しかし、笑い声や怒鳴り声のような喧騒はこの風景に当たり前のように馴染んでいて、これこそが正しい在り方というように世界は動いていた。その中にぽつんと立ち尽くしているわたしだけがこの街に溶け込めないでいる。まるでわたしこそがいきなり現れた異分子のようだった。
状況が整理できない混乱の中で、これは夢だと思った。現実のわたしはベッドで眠っていて、不可思議な夢を見ているのだと。
だって、ここに来る前の記憶が全くないのだ。正直ベッドに入った記憶もないのだが、始まりはあの一本桜であることは確かだった。気がついたら桜の前にいて、それを眺めていた。そこに至るまでのきっかけはわからないが、夢というのは脈絡なく始まり唐突に終わるものだ。
そう、これは夢なのだ。こんな可笑しな状況、夢以外にありえない。夢ならいつかは覚めるだろう。
半ば早急に結論づけて、とりあえずこの街を見て回ることにした。
この世界が、どこかわたしの知っている『物語』に似ているーーそんな考えには無意識に蓋をして。
結論から言うと、夢から覚めることはできなかった。
見つけた公園のベンチで何度寝てみても、起きて目に入る光景は変わらなかった。不可思議な生き物と奇妙な格好の人々、ちぐはぐな街並み。
1週間彷徨って得た答えは、やはりここはわたしの知っている物語の世界ーーかぶき町であることだけだった。
実に馬鹿げた話だが、わたしの置かれている現状はいやに現実的だった。
夢の中だというのに時間はきちんと24時間流れているし、太陽の出ている日中は暖かいが、夜になると肌寒い。歩き回って棒のようになった足の疲れは取れないし、ベンチをベッド代わりにしていたので身体の節々が痛い。そして何より、空腹も感じることが問題だった。
ここに来てから一度も食事をしていない身体は、飢餓を訴えていた。飲み水は公園に備え付けのもので何とか凌いでいたが、何も食べずに活動するというのは3日を過ぎた頃から厳しくなっていった。訓練も何もしていないひ弱な身体では5日も経てばろくに動けなくなり、今ではぼんやりと曇天を眺めることしか出来ない。
ここに至ってわたしはようやくこれが現実なのではないかと考え始めたが、すぐにそんなはずはないと否定した。
だって、ここはかぶき町だ。物語の世界なのだ。そんな世界に迷い込んだなんて、あり得るはずがない。

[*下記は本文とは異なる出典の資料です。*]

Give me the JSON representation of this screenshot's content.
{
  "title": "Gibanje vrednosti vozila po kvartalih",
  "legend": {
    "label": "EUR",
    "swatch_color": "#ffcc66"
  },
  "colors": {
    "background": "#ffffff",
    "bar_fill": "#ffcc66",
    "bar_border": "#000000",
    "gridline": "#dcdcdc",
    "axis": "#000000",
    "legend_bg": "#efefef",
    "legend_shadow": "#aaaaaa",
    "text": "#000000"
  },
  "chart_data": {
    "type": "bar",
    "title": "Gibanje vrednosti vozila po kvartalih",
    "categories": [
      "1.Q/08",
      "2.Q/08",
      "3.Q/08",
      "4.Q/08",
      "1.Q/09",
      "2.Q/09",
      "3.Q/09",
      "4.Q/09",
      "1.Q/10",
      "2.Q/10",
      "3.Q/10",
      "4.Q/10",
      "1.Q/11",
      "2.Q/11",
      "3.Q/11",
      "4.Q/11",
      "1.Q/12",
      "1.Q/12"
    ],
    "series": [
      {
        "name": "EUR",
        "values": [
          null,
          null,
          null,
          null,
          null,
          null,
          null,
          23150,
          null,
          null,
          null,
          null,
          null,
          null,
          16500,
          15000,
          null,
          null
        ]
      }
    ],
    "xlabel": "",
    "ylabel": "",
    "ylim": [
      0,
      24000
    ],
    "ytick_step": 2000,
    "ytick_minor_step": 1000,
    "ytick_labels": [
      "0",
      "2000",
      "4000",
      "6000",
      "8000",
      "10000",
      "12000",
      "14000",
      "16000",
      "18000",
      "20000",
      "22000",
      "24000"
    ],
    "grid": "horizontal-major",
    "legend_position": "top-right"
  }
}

漫画や小説などで異世界に飛ばされるというような話は数多あるが、それは創作だから成立しているに過ぎない。
科学的に異世界が立証されれば話は違ってくるのだろうが、わたしの知る限り現代でそんな夢物語のようなことは聞いたことなかった。ここではないどこかに行けたとして、せいぜい地球を飛び出して月に行ける程度が限界だ。人は宇宙にいけても、異世界には行けない。
切羽詰まる飢餓感の中でも、わたしはまだ自分が夢を見ているだけだと思い込んでいた。このままでは死んでしまうかもしれない。不吉な考えは過ってはいたが、頑なまでに現実であることを否定した。
実のところ最初の頃は物語の主要人物を見てみたいだとか、万事屋のあの人に助けを求めてみたら状況が変わるかもしれないーーそんな楽観的な考えで街を探索してみた。
けれど、見つけることはできなかった。お登勢というスナックはあったが、その二階部分に万事屋の看板は掛けられてなかったのだ。
これが何を意味するのかはわからないが、やはりこれは夢なんだなと思い知っただけだった。わたしの貧困な想像力では、物語の世界を忠実に再現できていないのだろう。
ーーこのまま死んでしまえば、もしかして夢から覚めるのではないか。
視界が霞み、碌な思考しか出来なくなって来た頃、雨が降り出した。
しとしとと降る冷たい雨は、弱った身体を打ちつけてなけなしの体力を奪っていく。
もう限界だった。見慣れない街を彷徨うだけで何の面白みもない夢だったが、1週間よく持ち堪えた方だろう。果たして夢から覚めてくれるかどうかは知らないが、いい加減じわりじわりと蝕んでいく衰弱から解放されたかった。
ぐるぐると回る思考に見切りをつけ、瞼を閉じる。ーーあの人に出会ったのは、その時だった。
運命ともいえるような邂逅。わたしは長い夢を見続けることになる。